TEMPO Interaktif, Jakarta - Gabungan Perusahaan Pembibitan Unggas (GPPU) menilai Peraturan Menteri Pertanian Nomor 20 tahun 2009 tentang impor daging ayam perlu dikaji ulang. Sekalipun Menteri Pertanian sebelumnya, Anton Apriyantono, menjamin tidak akan ada impor tapi aturan tersebut dinilai bertentangan.
"Sebaiknya peraturan ini ditinjau ulang karena soal impor ini masih ada persoalan. Apa betul kita sudah punya daya saing yang cukup untuk menerima daging impor ini," kata Ketua Umum GPPU Krissantono dalam seminar bertajuk "Prospek Perunggasan Lima Tahun ke Depan" di Jakarta, Selasa (27/10).
Impor, ia melanjutkan, dikhawatirkan akan mengancam daya saing pengusaha unggas dan peternak mandiri di dalam negeri. "Peraturan ini juga terkait dengan ketersediaan lapangan kerja," katanya.

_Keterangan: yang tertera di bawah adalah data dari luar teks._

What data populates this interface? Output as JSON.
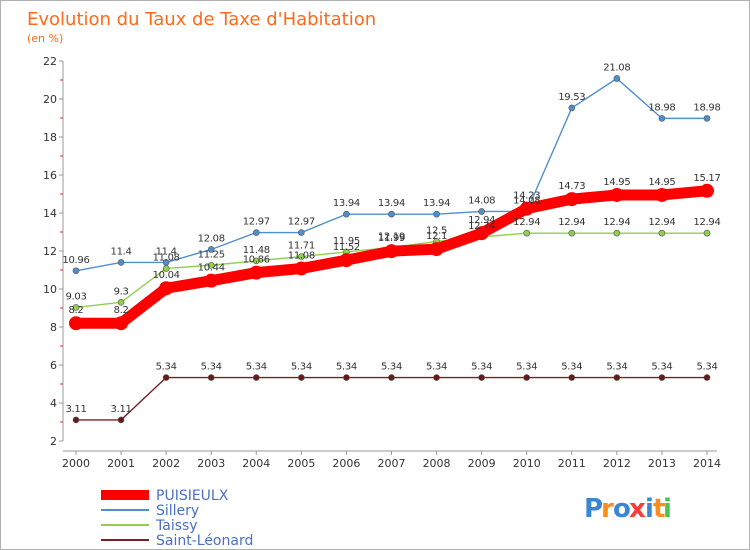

Industri ternak unggas baik yang sifatnya besar atau yang dijalankan oleh masyarakat secara mandiri menyerap tenaga kerja yang cukup banyak. Karena itu impor unggas dianggap akan mengancam ketersediaan lapangan kerja di sektor peternakan unggas.
Krissantono menjelaskan, saat ini produksi telur di dalam negeri lebih dari satu juta ton per tahun dengan konsumsi sekitar 60 butir telur per kapita per tahun. Sementara kapasitas pembibitan di dalam negeri bisa menghasilkan 36 juta anak ayam per minggu. Jumlah ini dianggap masih mampu memenuhi kebutuhan konsumsi dalam negeri karena jumlah itu belum memenuhi kapasitas sesungguhnya.
Sejalan dengan pemikiran Krissantono, Ketua Umum Asosiasi Produsen Pakan Indonesia FX. Sudirman mengatakan industri perunggasan masih membutuhkan proteksi dari pemerintah. "Kalau dibiarkan masuk ke gelanggang global, seperti petinju baru disuruh menghadapi Mike Tyson. Bisa klepek-klepek," katanya.